The collection’s aesthetic language reaches a delicate synthesis through the collaboration with American artist Leigh Wells. Her ikebana- inspired graphic works – born from collage, photography, and botanical references dear to Confucian thought – inform refined ramage motifs and three-dimensional embroideries of beads, and sequins, emerging softly on silk and cashmere. Subtle gestures of imagined, essential sensuality reveal bare backs, deep necklines, and hems rising above the knee, outlining a femininity rooted in restraint and precision. The look is completed with stretch cuissard boots or heels shaped by gently arched profiles. Couture thinking surfaces in the embossed textures that enrich flared bombers at the neckline and voluminous skirts structured at the waist. Chains of oval and circular golden elements set translucent pearls or leather ribbons, transforming into necklaces, belts, and ear cuffs.

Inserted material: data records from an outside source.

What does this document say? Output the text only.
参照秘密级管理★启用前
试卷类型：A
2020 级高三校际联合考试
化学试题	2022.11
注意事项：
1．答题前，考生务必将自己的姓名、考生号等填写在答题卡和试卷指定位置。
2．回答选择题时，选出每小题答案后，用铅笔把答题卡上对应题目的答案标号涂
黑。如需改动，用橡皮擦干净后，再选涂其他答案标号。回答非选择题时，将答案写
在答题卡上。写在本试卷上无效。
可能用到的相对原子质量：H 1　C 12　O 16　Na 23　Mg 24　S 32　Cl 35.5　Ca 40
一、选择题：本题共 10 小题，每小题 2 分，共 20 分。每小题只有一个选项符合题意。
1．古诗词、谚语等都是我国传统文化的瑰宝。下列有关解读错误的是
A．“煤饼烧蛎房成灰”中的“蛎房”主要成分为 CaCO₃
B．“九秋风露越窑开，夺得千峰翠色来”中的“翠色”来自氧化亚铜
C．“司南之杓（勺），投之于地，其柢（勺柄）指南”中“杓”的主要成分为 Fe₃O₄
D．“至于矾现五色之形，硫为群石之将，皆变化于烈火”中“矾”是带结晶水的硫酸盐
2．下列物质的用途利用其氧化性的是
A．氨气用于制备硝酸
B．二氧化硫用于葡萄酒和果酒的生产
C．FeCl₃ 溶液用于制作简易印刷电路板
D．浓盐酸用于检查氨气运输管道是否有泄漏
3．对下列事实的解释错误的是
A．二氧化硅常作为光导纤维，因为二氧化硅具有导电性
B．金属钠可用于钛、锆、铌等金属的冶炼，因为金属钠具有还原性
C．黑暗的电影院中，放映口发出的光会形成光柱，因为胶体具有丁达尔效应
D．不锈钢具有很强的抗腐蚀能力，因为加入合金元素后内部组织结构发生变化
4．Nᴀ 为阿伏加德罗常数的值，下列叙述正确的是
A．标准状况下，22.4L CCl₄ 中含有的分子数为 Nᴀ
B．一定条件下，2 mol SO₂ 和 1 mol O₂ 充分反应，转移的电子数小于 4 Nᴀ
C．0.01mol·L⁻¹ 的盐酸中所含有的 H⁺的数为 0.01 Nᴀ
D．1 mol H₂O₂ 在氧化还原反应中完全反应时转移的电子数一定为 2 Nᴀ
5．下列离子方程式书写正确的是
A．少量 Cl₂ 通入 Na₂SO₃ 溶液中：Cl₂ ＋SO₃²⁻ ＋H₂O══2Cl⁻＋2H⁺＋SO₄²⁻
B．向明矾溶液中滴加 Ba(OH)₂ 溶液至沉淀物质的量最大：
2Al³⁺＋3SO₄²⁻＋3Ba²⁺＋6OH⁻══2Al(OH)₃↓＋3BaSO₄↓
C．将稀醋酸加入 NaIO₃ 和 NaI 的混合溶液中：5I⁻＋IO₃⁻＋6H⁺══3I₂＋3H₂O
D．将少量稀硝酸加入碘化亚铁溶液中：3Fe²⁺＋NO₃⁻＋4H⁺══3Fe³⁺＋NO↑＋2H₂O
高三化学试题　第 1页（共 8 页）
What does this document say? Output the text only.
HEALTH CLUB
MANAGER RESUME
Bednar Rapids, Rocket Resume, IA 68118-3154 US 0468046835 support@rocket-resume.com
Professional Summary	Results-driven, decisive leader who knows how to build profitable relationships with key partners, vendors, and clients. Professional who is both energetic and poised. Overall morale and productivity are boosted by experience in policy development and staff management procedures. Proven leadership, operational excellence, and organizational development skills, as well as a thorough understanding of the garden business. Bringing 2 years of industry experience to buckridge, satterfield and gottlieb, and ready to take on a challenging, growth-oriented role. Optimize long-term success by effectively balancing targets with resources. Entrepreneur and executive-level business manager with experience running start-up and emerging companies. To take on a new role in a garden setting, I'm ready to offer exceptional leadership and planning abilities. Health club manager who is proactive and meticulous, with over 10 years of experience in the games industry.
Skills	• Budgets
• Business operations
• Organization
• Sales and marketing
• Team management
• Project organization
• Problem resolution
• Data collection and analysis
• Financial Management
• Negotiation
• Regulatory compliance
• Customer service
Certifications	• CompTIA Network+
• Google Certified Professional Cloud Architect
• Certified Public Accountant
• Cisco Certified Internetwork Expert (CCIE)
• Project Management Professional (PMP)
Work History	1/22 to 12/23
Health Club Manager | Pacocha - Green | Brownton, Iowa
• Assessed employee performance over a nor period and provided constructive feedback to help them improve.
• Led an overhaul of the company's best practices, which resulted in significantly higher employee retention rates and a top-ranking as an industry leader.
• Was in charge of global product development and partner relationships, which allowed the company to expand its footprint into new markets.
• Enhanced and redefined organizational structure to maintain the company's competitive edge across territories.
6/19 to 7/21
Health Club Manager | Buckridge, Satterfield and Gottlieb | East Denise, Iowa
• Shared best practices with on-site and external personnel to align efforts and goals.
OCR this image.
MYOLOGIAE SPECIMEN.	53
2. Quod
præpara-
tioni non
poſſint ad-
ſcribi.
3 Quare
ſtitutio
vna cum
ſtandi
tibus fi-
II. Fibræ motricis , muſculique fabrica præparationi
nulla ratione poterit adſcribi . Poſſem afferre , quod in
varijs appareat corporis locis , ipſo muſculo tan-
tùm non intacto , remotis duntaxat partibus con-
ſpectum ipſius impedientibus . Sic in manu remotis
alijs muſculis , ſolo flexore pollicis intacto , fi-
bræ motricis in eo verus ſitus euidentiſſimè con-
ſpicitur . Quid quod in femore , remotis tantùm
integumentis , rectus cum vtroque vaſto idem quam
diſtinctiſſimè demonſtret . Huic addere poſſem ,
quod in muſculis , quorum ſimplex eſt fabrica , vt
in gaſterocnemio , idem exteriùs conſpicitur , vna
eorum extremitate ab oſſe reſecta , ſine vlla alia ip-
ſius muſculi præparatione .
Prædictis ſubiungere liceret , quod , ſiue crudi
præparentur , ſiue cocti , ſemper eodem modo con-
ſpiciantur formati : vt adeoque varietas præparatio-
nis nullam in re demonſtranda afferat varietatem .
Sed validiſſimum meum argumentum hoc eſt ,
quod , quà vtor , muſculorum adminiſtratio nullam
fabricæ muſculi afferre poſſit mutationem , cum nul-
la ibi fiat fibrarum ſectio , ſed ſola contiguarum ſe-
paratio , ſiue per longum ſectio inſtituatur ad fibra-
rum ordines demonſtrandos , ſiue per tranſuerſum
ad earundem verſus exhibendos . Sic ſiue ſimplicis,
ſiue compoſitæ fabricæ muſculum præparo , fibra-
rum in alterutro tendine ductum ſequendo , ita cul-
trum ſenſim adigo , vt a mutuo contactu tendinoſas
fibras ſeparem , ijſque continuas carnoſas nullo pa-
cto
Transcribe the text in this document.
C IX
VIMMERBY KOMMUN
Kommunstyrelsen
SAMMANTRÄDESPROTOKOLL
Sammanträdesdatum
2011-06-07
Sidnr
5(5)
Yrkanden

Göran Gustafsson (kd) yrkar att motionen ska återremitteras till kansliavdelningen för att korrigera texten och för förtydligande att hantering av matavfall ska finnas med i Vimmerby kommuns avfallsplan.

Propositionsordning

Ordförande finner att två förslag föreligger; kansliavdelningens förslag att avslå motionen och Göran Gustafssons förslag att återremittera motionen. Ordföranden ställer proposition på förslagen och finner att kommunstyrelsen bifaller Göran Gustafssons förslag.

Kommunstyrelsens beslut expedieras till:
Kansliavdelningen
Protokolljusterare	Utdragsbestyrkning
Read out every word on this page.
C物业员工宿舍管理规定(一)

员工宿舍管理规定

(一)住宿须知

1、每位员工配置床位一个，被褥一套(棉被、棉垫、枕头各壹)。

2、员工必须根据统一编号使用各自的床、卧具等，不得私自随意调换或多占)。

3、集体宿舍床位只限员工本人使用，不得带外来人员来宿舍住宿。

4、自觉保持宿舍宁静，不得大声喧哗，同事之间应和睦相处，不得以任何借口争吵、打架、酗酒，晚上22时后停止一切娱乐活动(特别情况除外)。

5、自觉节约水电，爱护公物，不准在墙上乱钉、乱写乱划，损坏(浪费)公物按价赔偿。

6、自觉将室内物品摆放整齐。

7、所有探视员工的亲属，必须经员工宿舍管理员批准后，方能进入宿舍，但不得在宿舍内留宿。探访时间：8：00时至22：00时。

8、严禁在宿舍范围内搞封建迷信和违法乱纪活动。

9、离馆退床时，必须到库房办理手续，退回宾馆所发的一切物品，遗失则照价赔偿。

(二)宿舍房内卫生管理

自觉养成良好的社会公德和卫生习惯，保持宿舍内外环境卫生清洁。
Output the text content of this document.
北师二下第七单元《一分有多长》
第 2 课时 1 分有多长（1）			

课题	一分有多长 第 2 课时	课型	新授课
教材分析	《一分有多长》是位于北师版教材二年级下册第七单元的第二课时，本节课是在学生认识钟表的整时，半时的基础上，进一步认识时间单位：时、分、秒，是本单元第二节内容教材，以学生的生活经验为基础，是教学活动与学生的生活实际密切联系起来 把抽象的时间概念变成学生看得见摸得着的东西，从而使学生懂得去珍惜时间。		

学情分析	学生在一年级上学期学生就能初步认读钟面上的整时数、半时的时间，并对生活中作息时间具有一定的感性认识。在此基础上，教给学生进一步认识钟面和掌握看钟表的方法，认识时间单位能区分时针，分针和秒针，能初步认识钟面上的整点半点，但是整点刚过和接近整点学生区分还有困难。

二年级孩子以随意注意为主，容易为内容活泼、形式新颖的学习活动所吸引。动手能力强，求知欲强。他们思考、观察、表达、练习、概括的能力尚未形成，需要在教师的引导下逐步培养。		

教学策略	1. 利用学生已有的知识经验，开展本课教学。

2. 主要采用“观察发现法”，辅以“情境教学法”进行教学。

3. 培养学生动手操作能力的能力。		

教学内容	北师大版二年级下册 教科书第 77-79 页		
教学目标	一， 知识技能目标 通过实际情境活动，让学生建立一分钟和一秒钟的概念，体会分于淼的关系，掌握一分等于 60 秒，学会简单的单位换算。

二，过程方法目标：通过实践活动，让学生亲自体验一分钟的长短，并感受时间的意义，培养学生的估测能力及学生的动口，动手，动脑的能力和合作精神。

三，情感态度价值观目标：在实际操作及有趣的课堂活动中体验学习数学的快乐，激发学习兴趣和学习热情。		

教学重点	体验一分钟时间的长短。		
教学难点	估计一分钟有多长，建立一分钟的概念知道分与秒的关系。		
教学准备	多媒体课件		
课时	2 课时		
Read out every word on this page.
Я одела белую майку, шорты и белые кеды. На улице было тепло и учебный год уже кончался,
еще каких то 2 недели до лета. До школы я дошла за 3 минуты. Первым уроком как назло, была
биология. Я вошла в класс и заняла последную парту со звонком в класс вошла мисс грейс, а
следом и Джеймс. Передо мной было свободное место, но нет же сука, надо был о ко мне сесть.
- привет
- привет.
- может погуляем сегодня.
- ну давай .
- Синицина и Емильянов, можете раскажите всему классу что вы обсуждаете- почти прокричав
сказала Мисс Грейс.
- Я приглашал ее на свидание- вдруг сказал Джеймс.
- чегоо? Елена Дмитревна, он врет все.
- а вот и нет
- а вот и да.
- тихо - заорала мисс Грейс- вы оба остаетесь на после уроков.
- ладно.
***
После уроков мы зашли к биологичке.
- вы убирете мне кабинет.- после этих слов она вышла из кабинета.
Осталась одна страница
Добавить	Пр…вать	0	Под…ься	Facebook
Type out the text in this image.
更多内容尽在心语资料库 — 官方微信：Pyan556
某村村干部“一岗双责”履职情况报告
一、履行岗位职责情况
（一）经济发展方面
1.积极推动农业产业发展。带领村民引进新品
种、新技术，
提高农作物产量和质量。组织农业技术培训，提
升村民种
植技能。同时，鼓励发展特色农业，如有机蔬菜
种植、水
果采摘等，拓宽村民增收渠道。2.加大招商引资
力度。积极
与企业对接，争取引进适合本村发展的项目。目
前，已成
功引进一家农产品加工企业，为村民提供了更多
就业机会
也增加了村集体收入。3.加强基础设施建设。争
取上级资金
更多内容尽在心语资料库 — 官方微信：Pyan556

The Pillow bag echoes this language through rounded closures, while irregular pendants in transparent resin – resembling gold-edged droplets -adorn necks and wrists in perfect chromatic harmony with the garments. Like orchid roots intertwining in ever-changing forms, the body is wrapped in textile asymmetries and scarf-like stoles. The weightless softness of knitwear alternates with floating threads of chenille and silk, light and ethereal, reminiscent of amaranth blossoms. Set within the prestigious Biblioteca Nazionale Braidense at the Pinacoteca di Brera in Milan, the show renews the aesthetic dialogue between Italy and China. A tribute to a botanical species that appeared on Earth eighty-four million years ago, revered since the time of King Goujian of Yue (496–465 BC) and introduced to Italy during the Renaissance by naturalist Ulisse Aldrovandi. More than a floral ornament, the orchid becomes a bridge between eras and distant worlds, now connected through style.